All three rules are there for the same reason: to keep word boundaries clear.

Sora
Sora

So "omajinaï" (Koshon's word for the dots back in Lesson 2) was actually "word boundary markers"!

Sevan
Sevan

Right. Koshon skipped the explanation to keep Lesson 2 simple. Now you know.

The bigger picture

Sevan
Sevan

This design has a few practical consequences:

What AVi enables:

  • Parsers work cleanly. Because word boundaries are always recoverable, programs like ilmentufa (the camxes parser) can parse Lojban text exactly as a speaker would hear it.
  • Lojban creates new words carefully. Every new gismu and lujvo has to pass morphological checks — forbidden clusters, uniqueness, etc. — precisely to preserve this property.
  • Spoken Lojban matches written Lojban. There is no difference between "formal written" and "informal spoken" grammar the way there is in many natural languages.
Sora
Sora

So the word-shape rules I grumbled about learning aren't arbitrary — they're load-bearing architecture.

Sevan
Sevan

Exactly. Lojban is less like a collection of rules-for-rules'-sake and more like an engineered system where each constraint earns its keep. Take out one rule and something else breaks.

Sora
Sora

That's actually… kind of cool? It's more like a proof than a language.

Sevan
Sevan

Some people say exactly that. Whether that's a feature or a bug is left as an exercise for the learner.

True or false

Pick whether each statement is true or false according to the lesson.

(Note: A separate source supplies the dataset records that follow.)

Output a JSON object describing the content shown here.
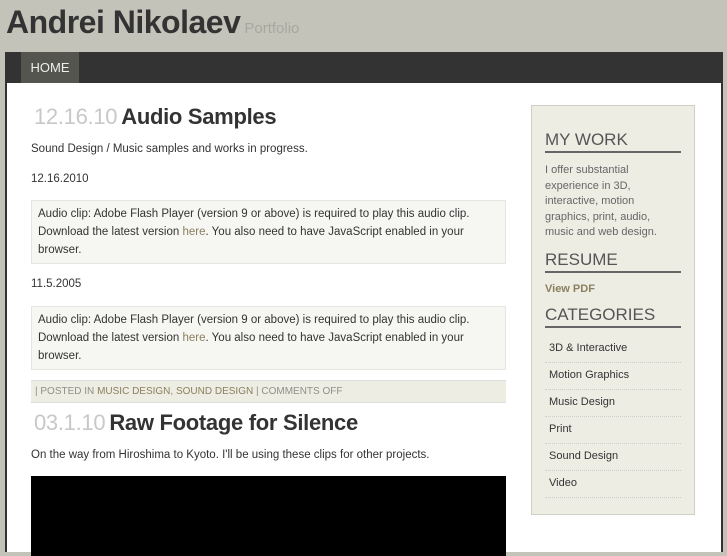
{
  "header": {
    "title": "Andrei Nikolaev",
    "tagline": "Portfolio"
  },
  "nav": {
    "home": "HOME"
  },
  "posts": [
    {
      "date": "12.16.10",
      "title": "Audio Samples",
      "intro": "Sound Design / Music samples and works in progress.",
      "entries": [
        {
          "date": "12.16.2010",
          "clip_a": "Audio clip: Adobe Flash Player (version 9 or above) is required to play this audio clip. Download the latest version ",
          "link": "here",
          "clip_b": ". You also need to have JavaScript enabled in your browser."
        },
        {
          "date": "11.5.2005",
          "clip_a": "Audio clip: Adobe Flash Player (version 9 or above) is required to play this audio clip. Download the latest version ",
          "link": "here",
          "clip_b": ". You also need to have JavaScript enabled in your browser."
        }
      ],
      "meta": {
        "prefix": "| POSTED IN ",
        "cat1": "MUSIC DESIGN",
        "sep": ", ",
        "cat2": "SOUND DESIGN",
        "suffix": " | COMMENTS OFF"
      }
    },
    {
      "date": "03.1.10",
      "title": "Raw Footage for Silence",
      "intro": "On the way from Hiroshima to Kyoto. I'll be using these clips for other projects."
    }
  ],
  "sidebar": {
    "mywork_title": "MY WORK",
    "mywork_text": "I offer substantial experience in 3D, interactive, motion graphics, print, audio, music and web design.",
    "resume_title": "RESUME",
    "resume_link": "View PDF",
    "categories_title": "CATEGORIES",
    "categories": [
      "3D & Interactive",
      "Motion Graphics",
      "Music Design",
      "Print",
      "Sound Design",
      "Video"
    ]
  }
}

  1. Lojban's audio-visual isomorphism means every properly spoken utterance can be uniquely written, and every properly written text can be uniquely read aloud.

  2. Spaces between Lojban words are always grammatically required.

  3. Lojban places a dot before vowel-initial words partly to keep word boundaries unambiguous.

  4. A cmavo ending in y (like .y.) needs a dot after it for the same word-boundary reason.